Re: Nieuczciwa (?) reklama ? (dlugie)

Autor: Michal Jaskolski (Michal_at_A1.pl)
Data: Tue 10 Nov 1998 - 21:58:52 MET


Seonet Polska Sp. z o.o. napisał:

>Szanowni Panstwo!
>
> Jestem Grzebowski Artur z fimy Seonet Sweden
[...]
> Zgadza sie, w naszej reklamie mozna znalesc nastepujacy fragment tekstu:
> "Oferujemy opublikowanie stron Panstwa firmy w Internecie na serwerze w
> Polsce oraz USA, ze wzgledu na niewidocznosc polskiego Internetu za
> granicami kraju."
>
>Pyta się Pan, czy jest to zgodne z prawdą?
>
> Odpowiedz jest TAK i zaraz objasnie przykladem z życia.
[...]

Odpowiedź brzmi NIE, ponieważ polski Internet _jest_ widoczny poza
granicami kraju, przynajmniej teoretycznie. I nie ma tu o czym
dyskutować.

Jak najbardziej zgodny z prawdą jest jednak cytat z Waszej strony WWW:

"Ponieważ połączenia internetowe Polski ze światem (np. z USA, Niemcami,
Japonią) są bardzo wolne firma Seonet może zaproponować Państwu unikalne
rozwiązanie uzyskania szybkiej łączności ze światem. Strony internetowe
mogą być opublikowane na szybkim serwerze Seonet w USA
(135 Mbps) z równoczesnym umieszczeniem tych stron na serwerze w Polsce,
co umożliwia klientom z całego świata błyskawiczny dostęp do Państwa
stron internetowych.

Ze względu na obciążone łącza Polski ze światem, strony na serwerze w
Polsce teoretycznie są widoczne na całym świecie, ale w praktyce wygląda
to inaczej. "

Powiem więcej, tego rodzaju usługa dla niektórych firm może być
rzeczywiście potrzebna. Jednak ogłoszenie w Chipie i MI bez wątpienia
nie jest zgodne z prawdą.

>Dlatego umieszczenie
>dodatkowo stron w USA daje o wiele lepsze mozliwosci, poniewaz duzo krajow
>rozbudowuje swoje polaczenie wlasnie do USA co daje najlepsza dostepnosc na
>caly Swiat.

Trudno się z tym nie zgodzić, ale nie na tym polega problem...

>"Czy to nie jest reklama poswiadczajaca nieprawde?Przeciez teraz do kazdego
>providera moze zgłosic sie klient i zazadac postawienia stron na serwerze w
>USA, bo Polskiego internetu nie widac ze swiata."

Właśnie na tym polega nieuczciwość / nieporadność ogłoszenia.

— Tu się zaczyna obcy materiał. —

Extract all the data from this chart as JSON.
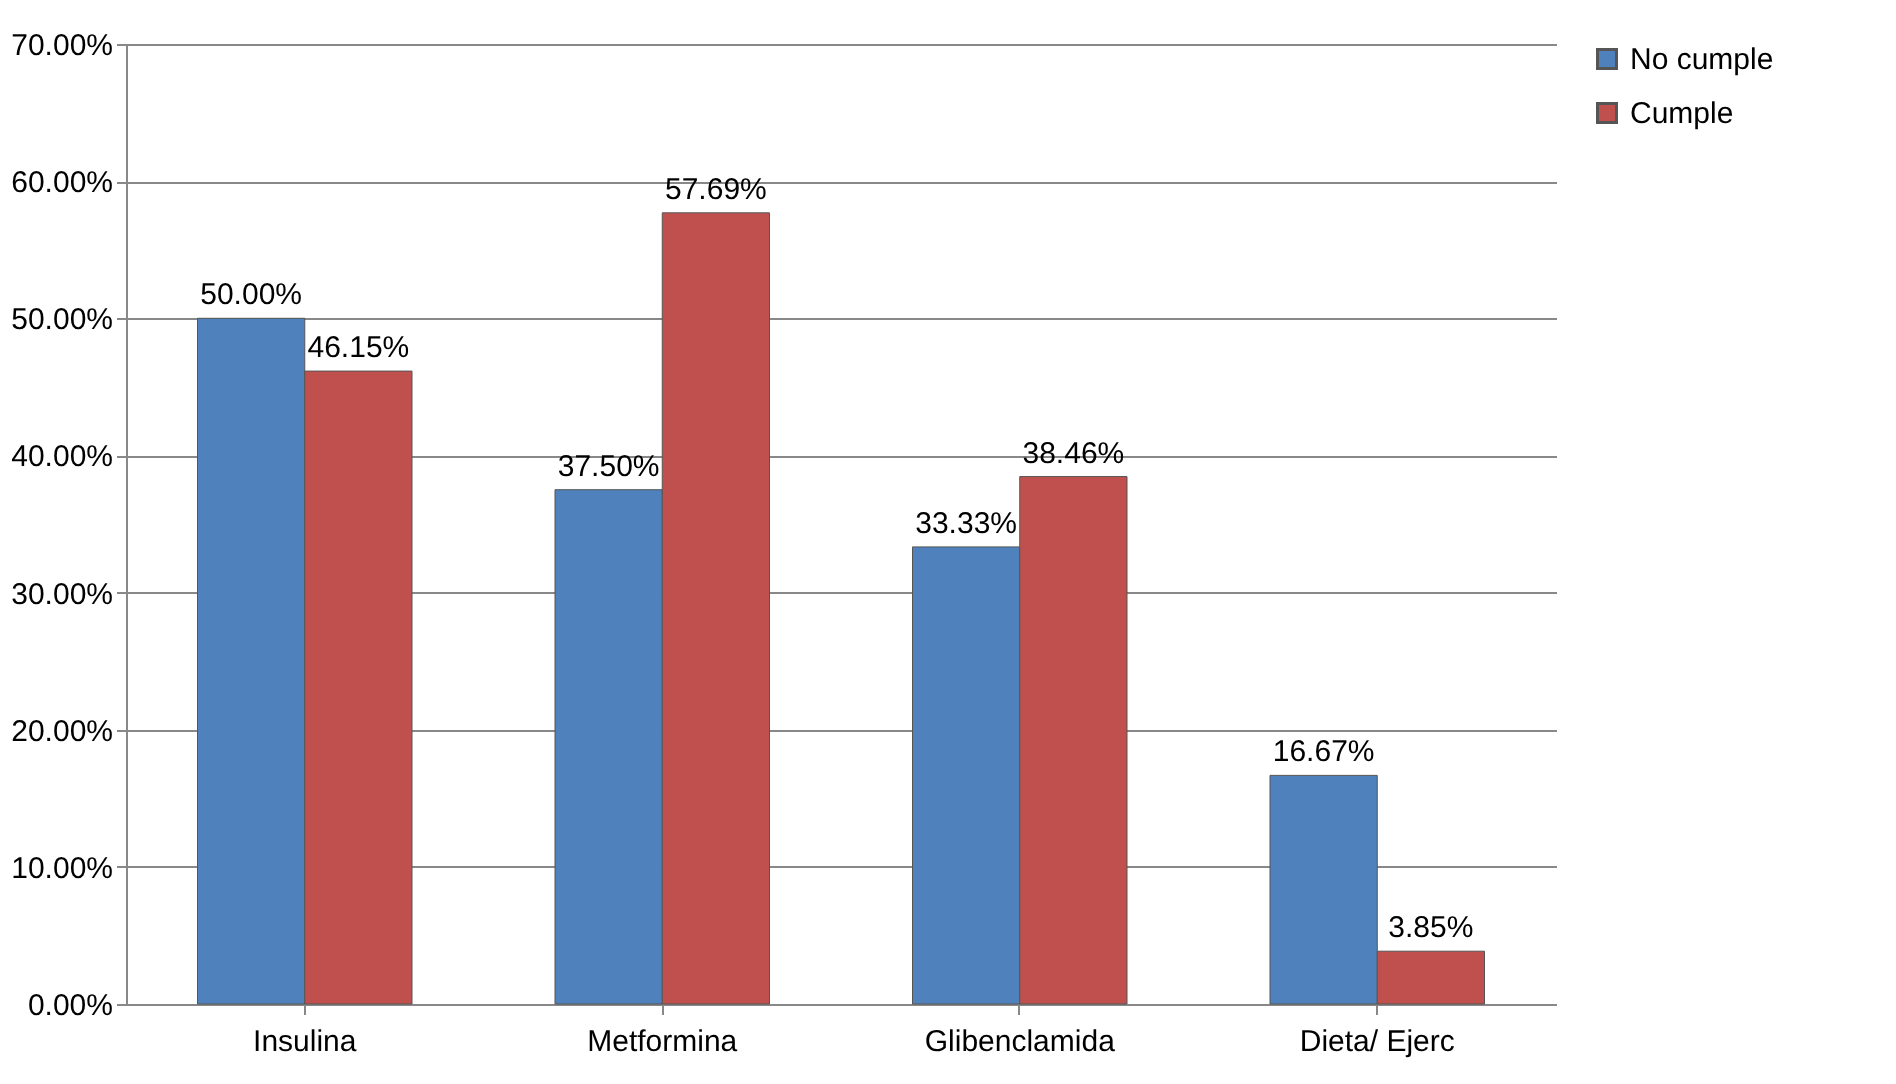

Czytelnik
może po jego przeczytaniu wysnuć dokładnie taki wniosek: że polskiego
Internetu ze świata nie widać. Prawdą jest, że strony ładują się wolno,
lub czasami wcale, a łącza są zapełnione, ale polski Internet jest
widoczny na świecie (co można potwierdzić analizując logi różnych
serwisów internetowych i listy od internautów z całego świata).

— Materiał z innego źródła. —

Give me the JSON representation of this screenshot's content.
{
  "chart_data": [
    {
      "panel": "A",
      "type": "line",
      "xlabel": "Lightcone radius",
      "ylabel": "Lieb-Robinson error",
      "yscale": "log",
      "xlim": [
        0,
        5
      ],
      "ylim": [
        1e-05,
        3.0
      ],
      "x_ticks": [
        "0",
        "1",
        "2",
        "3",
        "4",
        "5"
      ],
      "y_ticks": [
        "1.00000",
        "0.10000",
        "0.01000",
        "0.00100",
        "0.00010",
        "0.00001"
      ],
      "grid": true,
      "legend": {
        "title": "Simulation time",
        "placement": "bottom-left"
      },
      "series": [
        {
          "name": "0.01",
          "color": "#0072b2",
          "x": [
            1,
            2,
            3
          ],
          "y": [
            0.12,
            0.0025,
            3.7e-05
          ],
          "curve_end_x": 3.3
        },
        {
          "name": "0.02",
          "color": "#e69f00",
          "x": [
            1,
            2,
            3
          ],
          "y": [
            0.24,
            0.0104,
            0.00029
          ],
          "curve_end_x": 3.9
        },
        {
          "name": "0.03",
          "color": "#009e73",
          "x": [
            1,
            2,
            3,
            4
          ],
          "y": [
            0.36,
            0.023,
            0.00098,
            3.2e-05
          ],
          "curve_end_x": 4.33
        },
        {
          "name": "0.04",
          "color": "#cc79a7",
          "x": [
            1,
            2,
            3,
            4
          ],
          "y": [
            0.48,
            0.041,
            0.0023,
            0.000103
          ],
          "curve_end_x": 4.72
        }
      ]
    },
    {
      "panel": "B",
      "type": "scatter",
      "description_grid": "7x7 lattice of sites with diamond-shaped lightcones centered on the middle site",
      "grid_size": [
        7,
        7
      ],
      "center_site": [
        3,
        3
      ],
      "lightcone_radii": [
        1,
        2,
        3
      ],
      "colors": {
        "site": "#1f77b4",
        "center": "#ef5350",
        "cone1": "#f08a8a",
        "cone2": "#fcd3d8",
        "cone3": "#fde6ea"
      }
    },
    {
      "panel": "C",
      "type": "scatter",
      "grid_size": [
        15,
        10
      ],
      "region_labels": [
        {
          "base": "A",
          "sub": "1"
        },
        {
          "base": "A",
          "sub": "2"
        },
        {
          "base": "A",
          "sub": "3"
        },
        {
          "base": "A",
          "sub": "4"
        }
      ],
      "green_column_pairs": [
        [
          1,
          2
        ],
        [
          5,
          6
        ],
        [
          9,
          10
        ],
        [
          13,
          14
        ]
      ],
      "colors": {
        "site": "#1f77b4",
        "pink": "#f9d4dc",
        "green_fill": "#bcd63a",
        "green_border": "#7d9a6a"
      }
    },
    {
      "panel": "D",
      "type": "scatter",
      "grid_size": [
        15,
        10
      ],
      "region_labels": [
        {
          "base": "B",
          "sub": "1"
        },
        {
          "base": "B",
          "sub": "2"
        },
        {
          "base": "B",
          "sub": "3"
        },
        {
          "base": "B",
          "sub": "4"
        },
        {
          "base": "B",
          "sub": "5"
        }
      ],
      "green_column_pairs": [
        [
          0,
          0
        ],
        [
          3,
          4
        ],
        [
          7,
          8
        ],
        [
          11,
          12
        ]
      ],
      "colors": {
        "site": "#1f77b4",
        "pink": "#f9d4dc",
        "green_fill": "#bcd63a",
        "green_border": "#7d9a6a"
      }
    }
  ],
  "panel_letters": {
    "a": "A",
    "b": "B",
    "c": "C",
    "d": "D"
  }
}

>Zgadza sie ze kazdy provider moze umiescic swojego klienta na serwerze w
>USA jezeli jego klient go oto poprosi. Problem w tym ze jego klient nie wie
>o tym. My staramy sie poinformowac naszych potencjalnych klientow o tym
>fakcie i ofiarujemy ta dodatkowa usluge. Natomiast w naszej reklamie NIE
>napisalismy ze jestesmy jedynymi ktorzy moga zaoferowac taka usluge, co by
>bylo nieuczciwa reklama i co jest sugerowane przez Pana w powyzszym pytaniu.

Nie chodzi o to czy jesteście jedynymi, czy też nie...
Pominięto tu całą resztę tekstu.